Non-POD members will always be constructed via their default constructor, which if synthesized, again would not initialize POD-members. Given that union members may not have constructors, you'd pretty much be guaranteed that POD-members of structs in a union will not be initialized.

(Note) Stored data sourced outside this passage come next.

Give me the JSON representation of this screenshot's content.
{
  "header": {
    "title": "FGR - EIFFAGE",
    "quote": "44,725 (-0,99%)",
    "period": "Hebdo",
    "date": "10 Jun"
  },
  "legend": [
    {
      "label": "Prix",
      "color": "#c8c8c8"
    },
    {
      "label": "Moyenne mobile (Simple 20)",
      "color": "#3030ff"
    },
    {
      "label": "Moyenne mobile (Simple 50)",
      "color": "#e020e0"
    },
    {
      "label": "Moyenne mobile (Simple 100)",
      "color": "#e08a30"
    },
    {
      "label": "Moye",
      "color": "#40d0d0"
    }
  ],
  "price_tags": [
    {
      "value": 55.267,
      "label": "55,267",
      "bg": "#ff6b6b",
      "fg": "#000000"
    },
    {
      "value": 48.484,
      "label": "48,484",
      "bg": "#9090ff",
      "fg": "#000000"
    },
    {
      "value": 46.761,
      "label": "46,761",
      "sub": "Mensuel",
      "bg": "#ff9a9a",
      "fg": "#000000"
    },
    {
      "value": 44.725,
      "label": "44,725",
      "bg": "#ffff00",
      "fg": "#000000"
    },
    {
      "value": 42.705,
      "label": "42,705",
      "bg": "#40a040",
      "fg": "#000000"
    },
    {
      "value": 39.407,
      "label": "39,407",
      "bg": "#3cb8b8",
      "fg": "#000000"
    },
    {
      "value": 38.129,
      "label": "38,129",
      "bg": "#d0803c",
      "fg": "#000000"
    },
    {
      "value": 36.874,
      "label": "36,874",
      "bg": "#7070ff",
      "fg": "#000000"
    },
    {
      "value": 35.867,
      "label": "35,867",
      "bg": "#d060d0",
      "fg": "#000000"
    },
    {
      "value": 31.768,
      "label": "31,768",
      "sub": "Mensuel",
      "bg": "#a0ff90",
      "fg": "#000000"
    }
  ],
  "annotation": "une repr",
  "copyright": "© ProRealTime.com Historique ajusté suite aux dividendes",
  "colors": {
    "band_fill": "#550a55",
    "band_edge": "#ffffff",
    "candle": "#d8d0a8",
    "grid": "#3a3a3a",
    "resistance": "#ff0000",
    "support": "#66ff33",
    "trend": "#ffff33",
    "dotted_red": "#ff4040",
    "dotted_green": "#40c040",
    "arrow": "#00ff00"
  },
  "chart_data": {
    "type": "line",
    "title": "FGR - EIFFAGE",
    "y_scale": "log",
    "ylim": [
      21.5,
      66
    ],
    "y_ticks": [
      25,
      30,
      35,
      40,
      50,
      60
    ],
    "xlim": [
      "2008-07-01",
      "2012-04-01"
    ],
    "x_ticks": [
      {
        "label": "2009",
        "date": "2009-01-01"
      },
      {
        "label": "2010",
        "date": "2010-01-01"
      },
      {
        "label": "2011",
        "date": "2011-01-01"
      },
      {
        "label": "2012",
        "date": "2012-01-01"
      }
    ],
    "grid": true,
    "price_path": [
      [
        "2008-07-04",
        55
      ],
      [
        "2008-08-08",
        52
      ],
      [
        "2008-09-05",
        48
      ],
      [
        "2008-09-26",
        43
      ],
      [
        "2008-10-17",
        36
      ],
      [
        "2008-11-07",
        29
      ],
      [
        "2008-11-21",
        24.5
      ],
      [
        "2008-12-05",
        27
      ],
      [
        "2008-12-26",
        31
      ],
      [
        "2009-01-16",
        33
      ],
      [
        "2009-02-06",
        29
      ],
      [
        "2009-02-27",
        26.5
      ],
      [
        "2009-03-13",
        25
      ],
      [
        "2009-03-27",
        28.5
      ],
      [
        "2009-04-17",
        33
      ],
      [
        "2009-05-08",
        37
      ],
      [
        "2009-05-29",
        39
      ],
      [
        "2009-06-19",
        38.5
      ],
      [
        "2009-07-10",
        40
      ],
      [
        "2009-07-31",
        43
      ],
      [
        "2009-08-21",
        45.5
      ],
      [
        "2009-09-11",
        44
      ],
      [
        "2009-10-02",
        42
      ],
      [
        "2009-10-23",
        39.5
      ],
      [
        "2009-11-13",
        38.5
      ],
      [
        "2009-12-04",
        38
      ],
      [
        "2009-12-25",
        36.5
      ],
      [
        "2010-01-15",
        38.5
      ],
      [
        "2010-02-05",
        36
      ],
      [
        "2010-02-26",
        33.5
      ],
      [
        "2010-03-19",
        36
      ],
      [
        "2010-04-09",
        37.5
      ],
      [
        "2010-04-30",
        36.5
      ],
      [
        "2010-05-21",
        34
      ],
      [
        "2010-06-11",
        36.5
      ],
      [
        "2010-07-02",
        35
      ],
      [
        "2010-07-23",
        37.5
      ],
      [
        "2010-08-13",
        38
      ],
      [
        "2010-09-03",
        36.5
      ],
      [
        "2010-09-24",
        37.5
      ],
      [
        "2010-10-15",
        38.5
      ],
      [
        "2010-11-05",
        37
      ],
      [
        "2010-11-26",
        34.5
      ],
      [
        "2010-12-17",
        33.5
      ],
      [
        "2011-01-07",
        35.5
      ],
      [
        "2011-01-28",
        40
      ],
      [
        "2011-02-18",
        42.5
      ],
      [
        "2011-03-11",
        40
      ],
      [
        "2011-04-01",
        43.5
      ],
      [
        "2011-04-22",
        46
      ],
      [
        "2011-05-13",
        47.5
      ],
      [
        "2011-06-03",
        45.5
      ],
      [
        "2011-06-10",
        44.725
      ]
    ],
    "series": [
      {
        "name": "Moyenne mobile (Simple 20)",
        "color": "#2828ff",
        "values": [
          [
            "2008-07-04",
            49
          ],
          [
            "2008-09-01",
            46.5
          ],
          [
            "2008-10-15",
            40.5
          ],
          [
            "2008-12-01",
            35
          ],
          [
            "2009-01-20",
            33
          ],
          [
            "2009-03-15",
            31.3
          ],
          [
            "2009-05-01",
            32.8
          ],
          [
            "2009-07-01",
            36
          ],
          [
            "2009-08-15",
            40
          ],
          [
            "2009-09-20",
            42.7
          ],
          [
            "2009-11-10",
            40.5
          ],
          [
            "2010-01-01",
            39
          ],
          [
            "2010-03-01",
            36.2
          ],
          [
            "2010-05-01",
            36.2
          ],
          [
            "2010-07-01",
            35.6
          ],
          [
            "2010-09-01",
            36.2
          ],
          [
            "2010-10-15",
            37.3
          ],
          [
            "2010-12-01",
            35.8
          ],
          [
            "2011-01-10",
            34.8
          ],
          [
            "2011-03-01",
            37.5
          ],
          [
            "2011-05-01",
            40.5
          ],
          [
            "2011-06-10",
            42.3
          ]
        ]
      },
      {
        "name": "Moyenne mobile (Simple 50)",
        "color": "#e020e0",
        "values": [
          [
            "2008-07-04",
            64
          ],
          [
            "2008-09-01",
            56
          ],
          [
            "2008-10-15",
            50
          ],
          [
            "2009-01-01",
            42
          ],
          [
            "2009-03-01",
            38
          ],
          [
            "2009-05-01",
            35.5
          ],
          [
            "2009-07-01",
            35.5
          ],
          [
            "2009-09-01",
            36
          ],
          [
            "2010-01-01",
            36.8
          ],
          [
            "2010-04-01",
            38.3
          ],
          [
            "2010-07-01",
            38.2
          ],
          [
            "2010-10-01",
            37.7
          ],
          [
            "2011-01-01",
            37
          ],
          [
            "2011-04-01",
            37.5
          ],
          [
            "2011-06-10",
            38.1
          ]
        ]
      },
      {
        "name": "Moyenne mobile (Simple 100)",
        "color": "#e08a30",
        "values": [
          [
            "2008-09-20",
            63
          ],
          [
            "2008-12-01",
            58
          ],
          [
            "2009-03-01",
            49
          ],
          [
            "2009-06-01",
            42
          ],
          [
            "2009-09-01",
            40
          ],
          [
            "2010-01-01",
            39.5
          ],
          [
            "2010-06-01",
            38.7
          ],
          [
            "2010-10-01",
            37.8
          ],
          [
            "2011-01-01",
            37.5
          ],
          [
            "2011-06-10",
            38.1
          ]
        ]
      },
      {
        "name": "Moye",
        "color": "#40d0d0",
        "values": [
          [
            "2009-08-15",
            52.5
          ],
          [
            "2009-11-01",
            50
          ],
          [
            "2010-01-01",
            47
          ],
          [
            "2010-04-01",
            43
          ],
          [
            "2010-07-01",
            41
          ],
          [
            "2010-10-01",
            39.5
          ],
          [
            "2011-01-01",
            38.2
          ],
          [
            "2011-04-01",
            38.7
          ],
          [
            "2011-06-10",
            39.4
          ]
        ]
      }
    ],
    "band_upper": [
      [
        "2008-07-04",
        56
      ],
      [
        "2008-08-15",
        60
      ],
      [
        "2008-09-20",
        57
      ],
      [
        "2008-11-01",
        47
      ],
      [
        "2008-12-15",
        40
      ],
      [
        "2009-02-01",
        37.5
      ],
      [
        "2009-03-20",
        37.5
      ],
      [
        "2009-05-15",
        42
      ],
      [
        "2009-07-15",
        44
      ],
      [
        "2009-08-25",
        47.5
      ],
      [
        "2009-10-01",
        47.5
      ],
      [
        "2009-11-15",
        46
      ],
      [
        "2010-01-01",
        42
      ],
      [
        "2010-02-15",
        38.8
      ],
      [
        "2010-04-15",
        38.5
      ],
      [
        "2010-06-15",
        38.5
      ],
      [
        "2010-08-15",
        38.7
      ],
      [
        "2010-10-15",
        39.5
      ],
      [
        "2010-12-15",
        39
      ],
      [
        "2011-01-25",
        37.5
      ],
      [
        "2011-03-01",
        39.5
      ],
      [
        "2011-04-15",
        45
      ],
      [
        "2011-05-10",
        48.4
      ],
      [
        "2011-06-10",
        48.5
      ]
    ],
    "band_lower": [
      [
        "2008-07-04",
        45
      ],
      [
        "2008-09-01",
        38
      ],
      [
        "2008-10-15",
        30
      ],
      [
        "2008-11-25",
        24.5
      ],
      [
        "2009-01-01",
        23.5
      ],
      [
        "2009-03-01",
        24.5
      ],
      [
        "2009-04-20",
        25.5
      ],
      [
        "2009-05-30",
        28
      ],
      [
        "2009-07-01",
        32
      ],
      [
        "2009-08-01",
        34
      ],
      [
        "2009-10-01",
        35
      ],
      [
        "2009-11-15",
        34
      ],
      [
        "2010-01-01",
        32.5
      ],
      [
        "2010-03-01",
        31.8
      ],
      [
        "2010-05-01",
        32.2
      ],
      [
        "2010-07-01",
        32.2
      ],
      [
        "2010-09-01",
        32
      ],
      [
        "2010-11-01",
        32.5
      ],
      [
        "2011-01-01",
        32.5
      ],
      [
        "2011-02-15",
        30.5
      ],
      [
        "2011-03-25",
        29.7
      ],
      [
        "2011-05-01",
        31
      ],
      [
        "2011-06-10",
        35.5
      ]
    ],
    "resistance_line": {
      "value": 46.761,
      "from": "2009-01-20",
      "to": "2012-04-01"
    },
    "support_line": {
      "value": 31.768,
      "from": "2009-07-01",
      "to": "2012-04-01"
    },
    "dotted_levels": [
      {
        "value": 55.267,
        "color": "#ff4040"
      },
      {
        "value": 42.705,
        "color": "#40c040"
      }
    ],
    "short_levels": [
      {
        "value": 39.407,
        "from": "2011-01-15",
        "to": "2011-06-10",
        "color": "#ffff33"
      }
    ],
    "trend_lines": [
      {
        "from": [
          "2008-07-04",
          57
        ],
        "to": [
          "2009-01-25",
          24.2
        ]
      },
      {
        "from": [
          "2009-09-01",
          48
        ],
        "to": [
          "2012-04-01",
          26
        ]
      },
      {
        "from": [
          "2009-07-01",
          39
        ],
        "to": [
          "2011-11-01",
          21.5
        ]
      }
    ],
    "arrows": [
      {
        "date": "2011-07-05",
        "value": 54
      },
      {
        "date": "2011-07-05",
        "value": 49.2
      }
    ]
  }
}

非 POD 成员将始终通过其默认构造函数构造，如果合成，则不会再次初始化 POD 成员。鉴于联合成员可能没有构造函数，您几乎可以保证联合中结构的 POD 成员不会被初始化。

Question 2: you can always initialize structures/unions like so:

问题 2：你总是可以像这样初始化结构/联合：

struct foo
{
    int a;
    int b;
};

union bar
{
    int a;
    foo f;
};

bar b = { 0 };

As mentioned in Greg Rogers' comment to unwesen's post, you can give your union a constructor (and destructor if you wish):

正如 Greg Rogers 对unwesen帖子的评论中提到的，您可以为您的联合提供一个构造函数（如果您愿意，也可以使用析构函数）：

struct foo
{
    int a;
    int b;
};

union bar
{
    bar() { memset(this, 0, sizeof(*this)); }

    int a;
    foo f;
};

Can you do something like this?

你能做这样的事情吗？

class Outer
{
public:
    Outer()
    {
        memset(&inner_, 0, sizeof(inner_));
    }
private:
    union Inner
    {
        int qty_;
        double price_;
    } inner_;
};

...or maybe something like this?

......或者像这样的东西？

union MyUnion
{
    int qty_;
    double price_;
};

void someFunction()
{
    MyUnion u = {0};
}

You'll have to wait for C++0x to be supported by compilers to get this. Until then, sorry.

您必须等待编译器支持 C++0x 才能获得此功能。在那之前，对不起。